Using cutoff_times in featuretools for prediction


I am building a model to predict if a user will purchase a subscription based on his/her read history, etc. (activity). I am using featuretools (https://www.featuretools.com/) to automate feature engineering and this is where it gets tricky:

How should I decide the cutoff time / window for my training data given that:

  • How long should the training window be 1 month, 6 months, etc?
  • Given that user activity may be different pre and post subscription, I should cutoff data for current subscribers based on when they subscribed (prevent leakage). But when I should I cutoff for non-subscribers?
feature_matrix, feature_defs = ft.dfs(entityset=es,
                                     target_entity="users",
                                     max_depth=2,
                                     agg_primitives=["sum", "std", "max", "min", "mean", "median", "count", "percent_true", "num_unique", "mode", 
                                                     "avg_time_between"],
                                     trans_primitives=["day", "year", "month", "weekday", "time_since_previous", "time_since", "is_weekend"],
                                     cutoff_time=cutoff_times,
                                     cutoff_time_in_index=True,
                                     training_window=ft.Timedelta(180,"d"),
                                     n_jobs=8, verbose=True)

Solution

  • How you decide the cutoff times for your training data will depend on the following:

    How long should the training window be 1 month, 6 months, etc?

    I think you can try different training window sizes to see which gives better results with the model.

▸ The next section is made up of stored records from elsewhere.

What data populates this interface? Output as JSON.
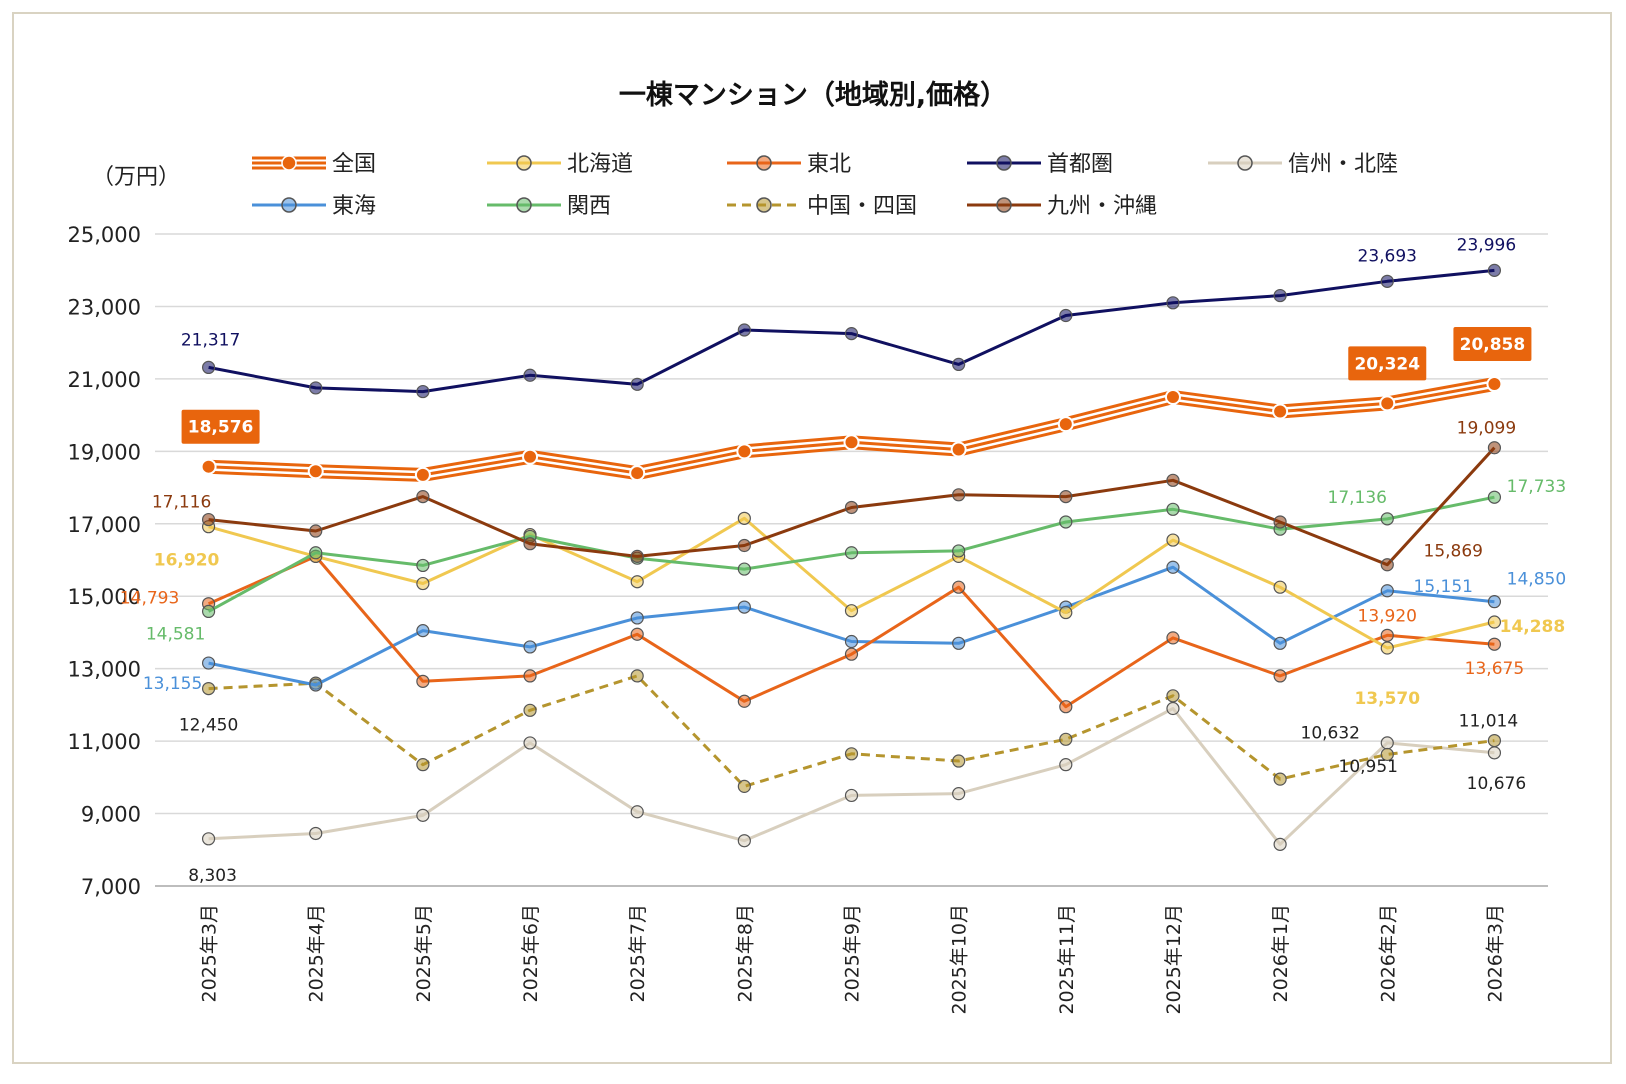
{
  "chart_data": {
    "type": "line",
    "title": "一棟マンション（地域別,価格）",
    "ylabel": "（万円）",
    "ylim": [
      7000,
      25000
    ],
    "yticks": [
      "7,000",
      "9,000",
      "11,000",
      "13,000",
      "15,000",
      "17,000",
      "19,000",
      "21,000",
      "23,000",
      "25,000"
    ],
    "categories": [
      "2025年3月",
      "2025年4月",
      "2025年5月",
      "2025年6月",
      "2025年7月",
      "2025年8月",
      "2025年9月",
      "2025年10月",
      "2025年11月",
      "2025年12月",
      "2026年1月",
      "2026年2月",
      "2026年3月"
    ],
    "grid": true,
    "legend_position": "top",
    "series": [
      {
        "name": "全国",
        "color": "#e8650d",
        "style": "triple",
        "values": [
          18576,
          18450,
          18350,
          18850,
          18400,
          19000,
          19250,
          19050,
          19750,
          20500,
          20100,
          20324,
          20858
        ]
      },
      {
        "name": "北海道",
        "color": "#f0c850",
        "style": "solid",
        "values": [
          16920,
          16100,
          15350,
          16700,
          15400,
          17150,
          14600,
          16100,
          14550,
          16550,
          15250,
          13570,
          14288
        ]
      },
      {
        "name": "東北",
        "color": "#e8651a",
        "style": "solid",
        "values": [
          14793,
          16100,
          12650,
          12800,
          13950,
          12100,
          13400,
          15250,
          11950,
          13850,
          12800,
          13920,
          13675
        ]
      },
      {
        "name": "首都圏",
        "color": "#101060",
        "style": "solid",
        "values": [
          21317,
          20750,
          20650,
          21100,
          20850,
          22350,
          22250,
          21400,
          22750,
          23100,
          23300,
          23693,
          23996
        ]
      },
      {
        "name": "信州・北陸",
        "color": "#d8cfbe",
        "style": "solid",
        "values": [
          8303,
          8450,
          8950,
          10950,
          9050,
          8250,
          9500,
          9550,
          10350,
          11900,
          8150,
          10951,
          10676
        ]
      },
      {
        "name": "東海",
        "color": "#4a90d9",
        "style": "solid",
        "values": [
          13155,
          12550,
          14050,
          13600,
          14400,
          14700,
          13750,
          13700,
          14700,
          15800,
          13700,
          15151,
          14850
        ]
      },
      {
        "name": "関西",
        "color": "#66bb6a",
        "style": "solid",
        "values": [
          14581,
          16200,
          15850,
          16650,
          16050,
          15750,
          16200,
          16250,
          17050,
          17400,
          16850,
          17136,
          17733
        ]
      },
      {
        "name": "中国・四国",
        "color": "#b5952e",
        "style": "dashed",
        "values": [
          12450,
          12600,
          10350,
          11850,
          12800,
          9750,
          10650,
          10450,
          11050,
          12250,
          9950,
          10632,
          11014
        ]
      },
      {
        "name": "九州・沖縄",
        "color": "#8b3a0e",
        "style": "solid",
        "values": [
          17116,
          16800,
          17750,
          16450,
          16100,
          16400,
          17450,
          17800,
          17750,
          18200,
          17050,
          15869,
          19099
        ]
      }
    ],
    "annotations": [
      {
        "series": 0,
        "index": 0,
        "text": "18,576",
        "boxed": true
      },
      {
        "series": 0,
        "index": 11,
        "text": "20,324",
        "boxed": true
      },
      {
        "series": 0,
        "index": 12,
        "text": "20,858",
        "boxed": true
      },
      {
        "series": 3,
        "index": 0,
        "text": "21,317"
      },
      {
        "series": 3,
        "index": 11,
        "text": "23,693"
      },
      {
        "series": 3,
        "index": 12,
        "text": "23,996"
      },
      {
        "series": 8,
        "index": 0,
        "text": "17,116"
      },
      {
        "series": 8,
        "index": 11,
        "text": "15,869"
      },
      {
        "series": 8,
        "index": 12,
        "text": "19,099"
      },
      {
        "series": 1,
        "index": 0,
        "text": "16,920",
        "bold": true
      },
      {
        "series": 1,
        "index": 11,
        "text": "13,570",
        "bold": true
      },
      {
        "series": 1,
        "index": 12,
        "text": "14,288",
        "bold": true
      },
      {
        "series": 2,
        "index": 0,
        "text": "14,793"
      },
      {
        "series": 2,
        "index": 11,
        "text": "13,920"
      },
      {
        "series": 2,
        "index": 12,
        "text": "13,675"
      },
      {
        "series": 6,
        "index": 0,
        "text": "14,581"
      },
      {
        "series": 6,
        "index": 11,
        "text": "17,136"
      },
      {
        "series": 6,
        "index": 12,
        "text": "17,733"
      },
      {
        "series": 5,
        "index": 0,
        "text": "13,155"
      },
      {
        "series": 5,
        "index": 11,
        "text": "15,151"
      },
      {
        "series": 5,
        "index": 12,
        "text": "14,850"
      },
      {
        "series": 7,
        "index": 0,
        "text": "12,450"
      },
      {
        "series": 7,
        "index": 11,
        "text": "10,632"
      },
      {
        "series": 7,
        "index": 12,
        "text": "11,014"
      },
      {
        "series": 4,
        "index": 0,
        "text": "8,303"
      },
      {
        "series": 4,
        "index": 11,
        "text": "10,951"
      },
      {
        "series": 4,
        "index": 12,
        "text": "10,676"
      }
    ]
  }
}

    Given that user activity may be different pre and post subscription, I should cutoff data for current subscribers based on when they subscribed (prevent leakage). But when I should I cutoff for non-subscribers?

    I think you can pick them randomly or at times that are representative of when you’re going to use the model on those subscribers in the future.

    Our open source library Compose is ideal for structuring this labeling process. If you define your prediction problem in Compose, it will automatically select the negative examples based on how you define the prediction problem. It also has a parameterized prediction window to let you generate labels at specific times. Let me know if this helps.